On the consistency of hyper-parameter selection in value-based deep reinforcement learning
Johan Obando-Ceron, João G. M. Araújo, Aaron Courville, Pablo Samuel Castro
TL;DR
The paper tackles the problem of hyper-parameter selection reliability in value-based deep reinforcement learning by introducing the THC score, a ranking-based consistency metric across training regimes. It executes a large-scale empirical study with 12 hyper-parameters, two agents (DER and DrQ($\epsilon$)), 26 Atari environments, and two data regimes ($100k$ and $40M$ frames), totaling about $108k$ training runs, complemented by a web-based appendix. The findings show limited transferability across data regimes and environments, while some hyper-parameter settings transfer reasonably across agents; epsilon and update-period-like hyper-parameters are particularly tuning-sensitive.

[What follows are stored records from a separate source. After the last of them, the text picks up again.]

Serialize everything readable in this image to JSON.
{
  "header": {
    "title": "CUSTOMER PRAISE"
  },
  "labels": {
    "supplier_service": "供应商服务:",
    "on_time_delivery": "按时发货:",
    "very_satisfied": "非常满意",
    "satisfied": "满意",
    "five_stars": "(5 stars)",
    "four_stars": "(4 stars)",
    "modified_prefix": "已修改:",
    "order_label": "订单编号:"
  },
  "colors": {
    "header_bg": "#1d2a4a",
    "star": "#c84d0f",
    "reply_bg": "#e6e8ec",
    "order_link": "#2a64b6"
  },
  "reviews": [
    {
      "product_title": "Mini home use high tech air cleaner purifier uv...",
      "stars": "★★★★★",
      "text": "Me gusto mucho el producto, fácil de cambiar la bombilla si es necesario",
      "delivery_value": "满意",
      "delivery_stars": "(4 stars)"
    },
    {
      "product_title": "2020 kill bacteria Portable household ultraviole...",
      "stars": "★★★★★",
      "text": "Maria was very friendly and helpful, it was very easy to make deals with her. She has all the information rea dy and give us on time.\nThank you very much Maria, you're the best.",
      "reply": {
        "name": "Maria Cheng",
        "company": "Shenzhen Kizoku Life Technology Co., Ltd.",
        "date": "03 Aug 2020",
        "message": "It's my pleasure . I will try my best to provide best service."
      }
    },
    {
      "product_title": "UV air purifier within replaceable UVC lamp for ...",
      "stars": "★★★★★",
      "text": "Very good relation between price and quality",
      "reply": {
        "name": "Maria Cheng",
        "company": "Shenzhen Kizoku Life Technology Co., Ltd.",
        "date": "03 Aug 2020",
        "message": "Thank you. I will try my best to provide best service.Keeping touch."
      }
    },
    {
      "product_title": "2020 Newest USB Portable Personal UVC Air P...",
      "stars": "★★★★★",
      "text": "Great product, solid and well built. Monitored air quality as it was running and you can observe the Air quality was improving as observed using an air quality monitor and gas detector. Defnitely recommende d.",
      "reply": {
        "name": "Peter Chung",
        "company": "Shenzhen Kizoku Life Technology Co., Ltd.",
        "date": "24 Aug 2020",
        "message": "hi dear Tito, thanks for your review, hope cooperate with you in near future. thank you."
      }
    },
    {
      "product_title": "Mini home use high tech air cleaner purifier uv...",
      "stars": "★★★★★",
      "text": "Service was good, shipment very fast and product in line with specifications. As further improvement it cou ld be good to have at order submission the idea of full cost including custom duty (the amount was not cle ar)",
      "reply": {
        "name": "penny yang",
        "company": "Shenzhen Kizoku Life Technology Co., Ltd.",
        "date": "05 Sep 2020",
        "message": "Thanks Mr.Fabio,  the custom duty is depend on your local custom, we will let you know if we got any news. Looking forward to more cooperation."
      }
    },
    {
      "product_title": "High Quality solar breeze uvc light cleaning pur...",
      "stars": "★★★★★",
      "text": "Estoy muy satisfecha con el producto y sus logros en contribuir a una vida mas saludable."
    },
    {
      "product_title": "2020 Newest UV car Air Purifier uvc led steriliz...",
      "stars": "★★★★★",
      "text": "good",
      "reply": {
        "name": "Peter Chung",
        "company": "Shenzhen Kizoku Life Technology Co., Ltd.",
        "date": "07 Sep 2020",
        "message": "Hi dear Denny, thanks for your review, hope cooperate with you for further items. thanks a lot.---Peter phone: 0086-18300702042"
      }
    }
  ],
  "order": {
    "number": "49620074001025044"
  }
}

The work offers a practical framework for robust hyper-parameter selection and interpretable exploration of transferability, highlighting the need for environment-aware or dynamic tuning in real-world DRL deployments.
Abstract
Deep reinforcement learning (deep RL) has achieved tremendous success on various domains through a combination of algorithmic design and careful selection of hyper-parameters. Algorithmic improvements are often the result of iterative enhancements built upon prior approaches, while hyper-parameter choices are typically inherited from previous methods or fine-tuned specifically for the proposed technique. Despite their crucial impact on performance, hyper-parameter choices are frequently overshadowed by algorithmic advancements. This paper conducts an extensive empirical study focusing on the reliability of hyper-parameter selection for value-based deep reinforcement learning agents, including the introduction of a new score to quantify the consistency and reliability of various hyper-parameters. Our findings not only help establish which hyper-parameters are most critical to tune, but also help clarify which tunings remain consistent across different training regimes.